Some at-home Covid testing kits contain a toxic substance that’s raising concerns across the country.
The Biden administration has been promoting these at-home Covid-19 testing kits since January. The White House released a statement which declared, “To help ensure Americans have tests on hand if a need arises, the Biden Administration is purchasing one billion at-home, rapid Covid-19 tests to give to Americans for free. A half-billion tests will be available for order on January 19th and will be mailed directly to American households.”
But with professional medical error being the nation’s leading cause of accidental death, the presence of a toxic chemical in these kits, and the fact that most Covid-19 cases don’t pose serious risks, should these tests really be mailed out to people’s homes?
What Is the Substance and Which Kits Have It?
The substance that’s causing concern, and an increase in poison control calls, is sodium azide. Sodium azide is a colorless, tasteless, and odorless powder that’s an ingredient in the liquid reagent used to test the nasal swab. It’s primarily used as a preservative, but it has been used in the past as an herbicide and in the process of making rubber.
Poison Control says that while it’s “a very potent poison, and ingestion of relatively low doses can cause significant toxicity…the amount of sodium azide in most rapid antigen kits is much lower than the amount expected to cause poisoning if swallowed by an adult. However, the extraction vials do look like small squeeze bottles or eye droppers. Some people may accidentally confuse them with medications and apply the drops into their eyes or nose, which may cause irritation. People also may spill it on their skin which can cause skin irritation or chemical burns. Small children may accidentally swallow the contents of the vial.”

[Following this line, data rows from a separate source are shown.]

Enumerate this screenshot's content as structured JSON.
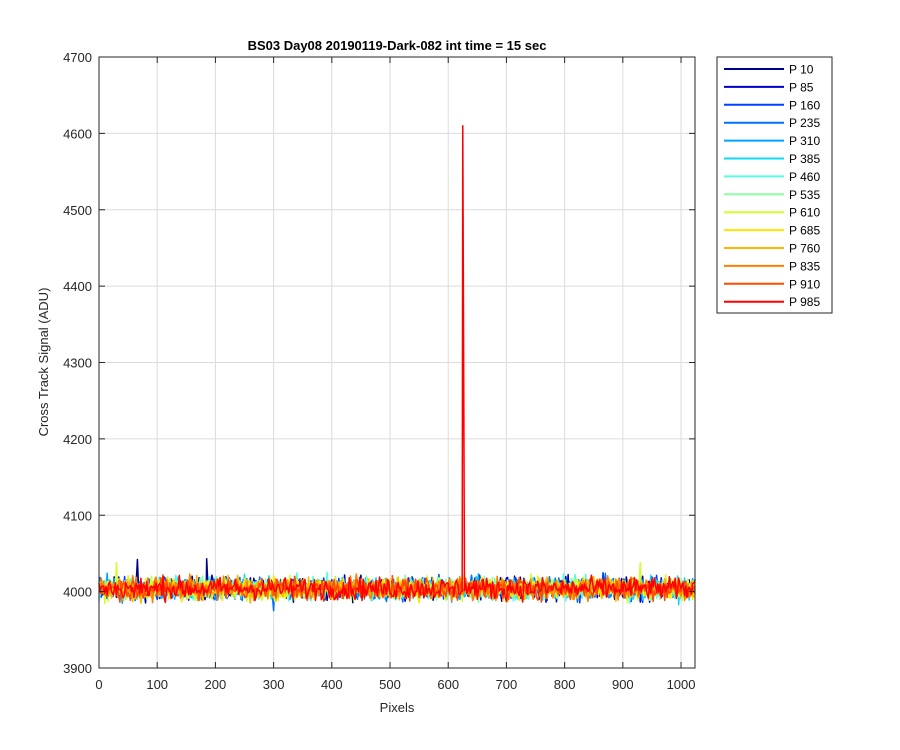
{
  "chart_data": {
    "type": "line",
    "title": "BS03 Day08 20190119-Dark-082 int time = 15 sec",
    "xlabel": "Pixels",
    "ylabel": "Cross Track Signal (ADU)",
    "xlim": [
      0,
      1024
    ],
    "ylim": [
      3900,
      4700
    ],
    "xticks": [
      0,
      100,
      200,
      300,
      400,
      500,
      600,
      700,
      800,
      900,
      1000
    ],
    "yticks": [
      3900,
      4000,
      4100,
      4200,
      4300,
      4400,
      4500,
      4600,
      4700
    ],
    "grid": true,
    "legend_position": "outside-top-right",
    "baseline": 4004,
    "noise_amplitude": 12,
    "series": [
      {
        "name": "P 10",
        "color": "#00008f",
        "spikes": [
          [
            66,
            4042
          ],
          [
            185,
            4043
          ]
        ]
      },
      {
        "name": "P 85",
        "color": "#0000cc",
        "spikes": []
      },
      {
        "name": "P 160",
        "color": "#0040ff",
        "spikes": []
      },
      {
        "name": "P 235",
        "color": "#0070ff",
        "spikes": [
          [
            300,
            3975
          ]
        ]
      },
      {
        "name": "P 310",
        "color": "#00a4ff",
        "spikes": []
      },
      {
        "name": "P 385",
        "color": "#12d8f0",
        "spikes": []
      },
      {
        "name": "P 460",
        "color": "#55ffe0",
        "spikes": []
      },
      {
        "name": "P 535",
        "color": "#8cffa0",
        "spikes": []
      },
      {
        "name": "P 610",
        "color": "#d2ff2d",
        "spikes": [
          [
            30,
            4038
          ],
          [
            930,
            4038
          ]
        ]
      },
      {
        "name": "P 685",
        "color": "#ffe500",
        "spikes": []
      },
      {
        "name": "P 760",
        "color": "#ffb400",
        "spikes": []
      },
      {
        "name": "P 835",
        "color": "#ff8000",
        "spikes": []
      },
      {
        "name": "P 910",
        "color": "#ff4b00",
        "spikes": []
      },
      {
        "name": "P 985",
        "color": "#ff0000",
        "spikes": [
          [
            625,
            4610
          ]
        ]
      }
    ]
  }
}
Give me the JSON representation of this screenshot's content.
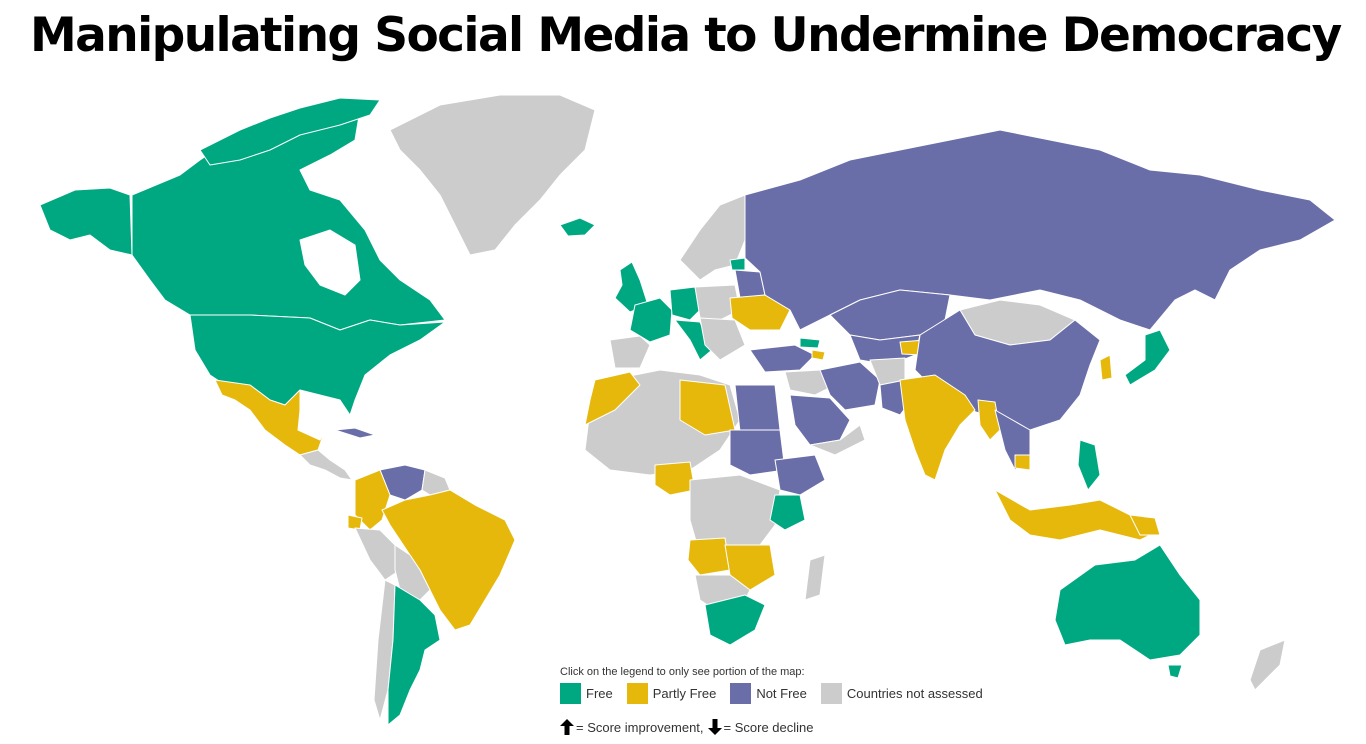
{
  "title": "Manipulating Social Media to Undermine Democracy",
  "legend": {
    "hint": "Click on the legend to only see portion of the map:",
    "items": [
      {
        "label": "Free",
        "color": "#00a882"
      },
      {
        "label": "Partly Free",
        "color": "#e6b80b"
      },
      {
        "label": "Not Free",
        "color": "#6a6ea8"
      },
      {
        "label": "Countries not assessed",
        "color": "#cccccc"
      }
    ]
  },
  "score_key": {
    "improvement": "= Score improvement,",
    "decline": "= Score decline",
    "improvement_icon": "arrow-up-icon",
    "decline_icon": "arrow-down-icon"
  },
  "colors": {
    "free": "#00a882",
    "partly_free": "#e6b80b",
    "not_free": "#6a6ea8",
    "not_assessed": "#cccccc"
  },
  "map_data": {
    "free": [
      "Canada",
      "United States",
      "Argentina",
      "Iceland",
      "United Kingdom",
      "France",
      "Germany",
      "Italy",
      "Estonia",
      "Georgia",
      "Japan",
      "Philippines",
      "Kenya",
      "South Africa",
      "Australia"
    ],
    "partly_free": [
      "Mexico",
      "Colombia",
      "Ecuador",
      "Brazil",
      "Ukraine",
      "Morocco",
      "Libya",
      "Nigeria",
      "Angola",
      "Zambia",
      "Zimbabwe",
      "Malawi",
      "Armenia",
      "Kyrgyzstan",
      "India",
      "Myanmar",
      "Cambodia",
      "Indonesia",
      "Papua New Guinea",
      "South Korea",
      "Lebanon",
      "Uganda"
    ],
    "not_free": [
      "Venezuela",
      "Russia",
      "Belarus",
      "Kazakhstan",
      "Uzbekistan",
      "Turkmenistan",
      "Azerbaijan",
      "Iran",
      "Turkey",
      "Egypt",
      "Sudan",
      "Ethiopia",
      "Saudi Arabia",
      "Bahrain",
      "Pakistan",
      "China",
      "Vietnam",
      "Thailand",
      "Cuba",
      "Syria"
    ]
  }
}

People may spill it on their skin which can cause skin irritation or chemical burns.
As at-home testing rises in popularity, so do poison control interventions regarding sodium azide. An estimated 200-plus cases have already been reported from various poison centers across the U.S. This number is expected to grow as more and more kits come through the mail.
The BinaxNow, BD Veritor, Flowflex, and Celltrion DiaTrust test kits all contain sodium azide.
Poison Control claims the risks are low, but with medical trust down (after people have been lied to many times throughout the pandemic) shouldn’t we just use the same “better to be safe than sorry” tactics politicians did when locking us down and skip the test unless we display symptoms and need medical care? This is a valid question, especially being that death can occur as a side effect of ingesting sodium azide.
Poison Control noted that “When swallowed, sodium azide can cause low blood pressure, dizziness, headache, and heart palpitations. In more severe cases, seizures, loss of consciousness, and death may occur.”
Sodium azide can cause low blood pressure, dizziness, headache, and heart palpitations.
Parents especially need to take note, because that last symptom offers no recovery from ingesting a chemical in a kit that tests for a virus that virtually does nothing to children and has been circulating through the U.S. for more than 2 years now.
Fortunately, it seems that most of the cases have been skin irritation from getting the contents of the vial on your hands while testing. One woman confused the vial and dropper with her eye drops and suffered eye irritation and redness. But one 3-year-old boy grabbed the vial and stuffed it in his mouth – and that is the kind of scenario that most worries me. Children are more likely to swallow chemicals if parents don’t keep kits secured, resulting in serious side effects.
The president of our country ordered one billion kits. That’s enough for more than double the entire United States population. That seems a bit over-budget to offer “free” tests that contain a toxic chemical that could kill people.
If you're like my mother-in-law, who tests herself regularly out of fear, beware and follow the instructions step-by-step. If you have a child with low blood pressure (like my daughter who inherited it from me), be careful. It’s important to always keep medical equipment and pills away from children, but even more so for these mailed out at-home Covid testing kits.